Japanese American internment: U.S. President Ronald Reagan signs the Civil Liberties Act of 1988, providing $20,000 payments to Japanese Americans who were either interned in or relocated by the United States during World War II.
Internment of Japanese Americans
During World War II, the United States forcibly relocated and incarcerated about 120,000 people of Japanese descent in ten concentration camps operated by the War Relocation Authority (WRA), mostly in the western interior of the country. About two-thirds were U.S. citizens. These actions were initiated by Executive Order 9066, issued by President Franklin D. Roosevelt on February 19, 1942, following Imperial Japan's attack on Pearl Harbor on December 7, 1941. About 127,000 Japanese Americans then lived in the continental U.S., of which about 112,000 lived on the West Coast. About 80,000 were Nisei and Sansei. The rest were Issei immigrants born in Japan, who were ineligible for citizenship. In Hawaii, where more than 150,000 Japanese Americans comprised more than one-third of the territory's population, only 1,200 to 1,800 were incarcerated.
Ronald Reagan
Ronald Wilson Reagan was an American politician and actor who served as the 40th president of the United States from 1981 to 1989. A member of the Republican Party, he became an important figure in the American conservative movement. The period encompassing his presidency is known as the Reagan era.

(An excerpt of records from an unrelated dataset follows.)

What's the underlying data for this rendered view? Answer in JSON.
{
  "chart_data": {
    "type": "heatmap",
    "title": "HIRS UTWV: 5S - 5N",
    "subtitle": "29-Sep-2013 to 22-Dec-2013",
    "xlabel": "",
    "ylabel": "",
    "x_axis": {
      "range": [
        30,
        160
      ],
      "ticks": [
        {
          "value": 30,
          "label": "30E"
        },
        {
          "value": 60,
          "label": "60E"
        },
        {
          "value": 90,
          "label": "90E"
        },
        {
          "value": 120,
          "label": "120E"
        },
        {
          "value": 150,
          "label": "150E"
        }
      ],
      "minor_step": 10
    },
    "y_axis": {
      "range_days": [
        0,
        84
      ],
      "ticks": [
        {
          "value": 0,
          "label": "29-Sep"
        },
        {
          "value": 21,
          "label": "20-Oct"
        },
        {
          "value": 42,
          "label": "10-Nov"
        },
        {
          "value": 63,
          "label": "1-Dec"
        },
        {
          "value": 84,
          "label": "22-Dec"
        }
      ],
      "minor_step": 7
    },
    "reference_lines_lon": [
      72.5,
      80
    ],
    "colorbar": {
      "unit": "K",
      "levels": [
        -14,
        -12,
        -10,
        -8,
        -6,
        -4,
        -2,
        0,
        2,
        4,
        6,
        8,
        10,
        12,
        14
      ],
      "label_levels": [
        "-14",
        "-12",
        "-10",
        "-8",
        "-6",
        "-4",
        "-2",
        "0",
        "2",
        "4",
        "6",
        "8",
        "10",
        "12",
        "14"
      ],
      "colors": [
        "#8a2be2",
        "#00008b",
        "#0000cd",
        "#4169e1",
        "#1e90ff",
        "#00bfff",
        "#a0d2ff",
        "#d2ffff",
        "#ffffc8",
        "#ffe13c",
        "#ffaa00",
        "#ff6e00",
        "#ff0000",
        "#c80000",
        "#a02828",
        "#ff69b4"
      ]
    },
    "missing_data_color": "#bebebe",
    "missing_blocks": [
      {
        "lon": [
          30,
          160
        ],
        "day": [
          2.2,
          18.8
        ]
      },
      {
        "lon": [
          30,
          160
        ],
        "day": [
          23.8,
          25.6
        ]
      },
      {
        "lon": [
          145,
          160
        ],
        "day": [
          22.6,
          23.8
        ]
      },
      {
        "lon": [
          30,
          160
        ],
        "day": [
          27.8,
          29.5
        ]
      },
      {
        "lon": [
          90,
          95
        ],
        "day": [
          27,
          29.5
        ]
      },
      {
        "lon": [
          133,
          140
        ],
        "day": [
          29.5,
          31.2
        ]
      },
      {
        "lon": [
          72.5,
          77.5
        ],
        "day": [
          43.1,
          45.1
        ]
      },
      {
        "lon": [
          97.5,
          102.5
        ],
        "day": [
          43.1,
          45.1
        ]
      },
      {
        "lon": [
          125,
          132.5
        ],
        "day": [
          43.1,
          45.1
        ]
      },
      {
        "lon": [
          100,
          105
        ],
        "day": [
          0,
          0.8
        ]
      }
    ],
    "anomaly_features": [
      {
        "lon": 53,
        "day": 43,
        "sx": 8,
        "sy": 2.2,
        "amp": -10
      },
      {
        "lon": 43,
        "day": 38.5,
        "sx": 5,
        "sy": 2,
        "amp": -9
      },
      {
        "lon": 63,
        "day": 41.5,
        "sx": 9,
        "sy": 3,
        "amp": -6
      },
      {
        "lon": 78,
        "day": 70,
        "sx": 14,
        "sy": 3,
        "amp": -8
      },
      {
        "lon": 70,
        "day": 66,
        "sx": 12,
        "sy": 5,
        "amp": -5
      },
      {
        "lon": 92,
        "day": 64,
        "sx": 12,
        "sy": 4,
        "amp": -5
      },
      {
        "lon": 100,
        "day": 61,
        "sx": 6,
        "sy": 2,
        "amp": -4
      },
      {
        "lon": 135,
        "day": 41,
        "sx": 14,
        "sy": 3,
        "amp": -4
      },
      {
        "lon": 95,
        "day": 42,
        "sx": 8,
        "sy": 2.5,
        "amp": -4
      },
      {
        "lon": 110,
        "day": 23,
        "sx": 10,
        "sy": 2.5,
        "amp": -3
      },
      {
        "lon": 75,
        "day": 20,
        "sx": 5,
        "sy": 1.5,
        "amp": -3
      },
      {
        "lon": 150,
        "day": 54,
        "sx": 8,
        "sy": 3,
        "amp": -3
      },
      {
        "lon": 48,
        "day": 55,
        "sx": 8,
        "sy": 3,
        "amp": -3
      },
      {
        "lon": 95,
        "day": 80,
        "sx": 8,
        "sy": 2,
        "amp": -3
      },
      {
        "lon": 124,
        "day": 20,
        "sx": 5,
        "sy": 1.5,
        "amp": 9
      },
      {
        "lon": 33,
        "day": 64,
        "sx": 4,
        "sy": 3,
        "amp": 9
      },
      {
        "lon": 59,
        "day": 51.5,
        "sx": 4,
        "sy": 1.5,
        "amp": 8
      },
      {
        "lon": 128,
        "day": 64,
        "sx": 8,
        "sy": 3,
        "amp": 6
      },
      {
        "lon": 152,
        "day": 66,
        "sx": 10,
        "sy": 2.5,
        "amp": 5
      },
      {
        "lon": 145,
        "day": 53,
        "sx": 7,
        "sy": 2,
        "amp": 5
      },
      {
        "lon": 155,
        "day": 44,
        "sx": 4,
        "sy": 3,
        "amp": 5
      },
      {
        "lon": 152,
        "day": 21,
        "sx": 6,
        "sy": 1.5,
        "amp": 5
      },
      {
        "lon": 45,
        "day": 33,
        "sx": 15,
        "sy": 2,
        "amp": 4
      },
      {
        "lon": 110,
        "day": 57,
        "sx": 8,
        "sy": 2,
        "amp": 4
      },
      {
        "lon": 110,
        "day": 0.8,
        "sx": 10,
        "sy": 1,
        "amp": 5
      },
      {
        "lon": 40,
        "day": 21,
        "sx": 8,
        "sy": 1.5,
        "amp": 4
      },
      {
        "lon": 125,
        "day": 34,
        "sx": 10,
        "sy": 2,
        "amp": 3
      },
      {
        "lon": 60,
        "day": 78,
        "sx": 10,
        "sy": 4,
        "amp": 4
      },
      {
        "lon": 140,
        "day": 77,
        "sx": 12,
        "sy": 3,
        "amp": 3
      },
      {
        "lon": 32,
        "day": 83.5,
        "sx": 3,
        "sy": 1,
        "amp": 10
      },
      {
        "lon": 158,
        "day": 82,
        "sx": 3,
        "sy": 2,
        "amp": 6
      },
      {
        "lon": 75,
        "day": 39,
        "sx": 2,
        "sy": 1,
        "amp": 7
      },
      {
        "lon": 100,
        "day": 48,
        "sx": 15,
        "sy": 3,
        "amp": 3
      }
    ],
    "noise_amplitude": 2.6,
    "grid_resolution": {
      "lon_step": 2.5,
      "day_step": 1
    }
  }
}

Civil Liberties Act of 1988
The Civil Liberties Act of 1988 is a United States federal law that granted reparations to Japanese Americans who had been wrongly interned by the United States government during World War II and to "discourage the occurrence of similar injustices and violations of civil liberties in the future". The act was sponsored by California Democratic congressman and former internee Norman Mineta in the House and Hawaii Democratic Senator Spark Matsunaga in the Senate. The bill was supported by the majority of Democrats in Congress, while the majority of Republicans voted against it. The act was signed into law by President Ronald Reagan.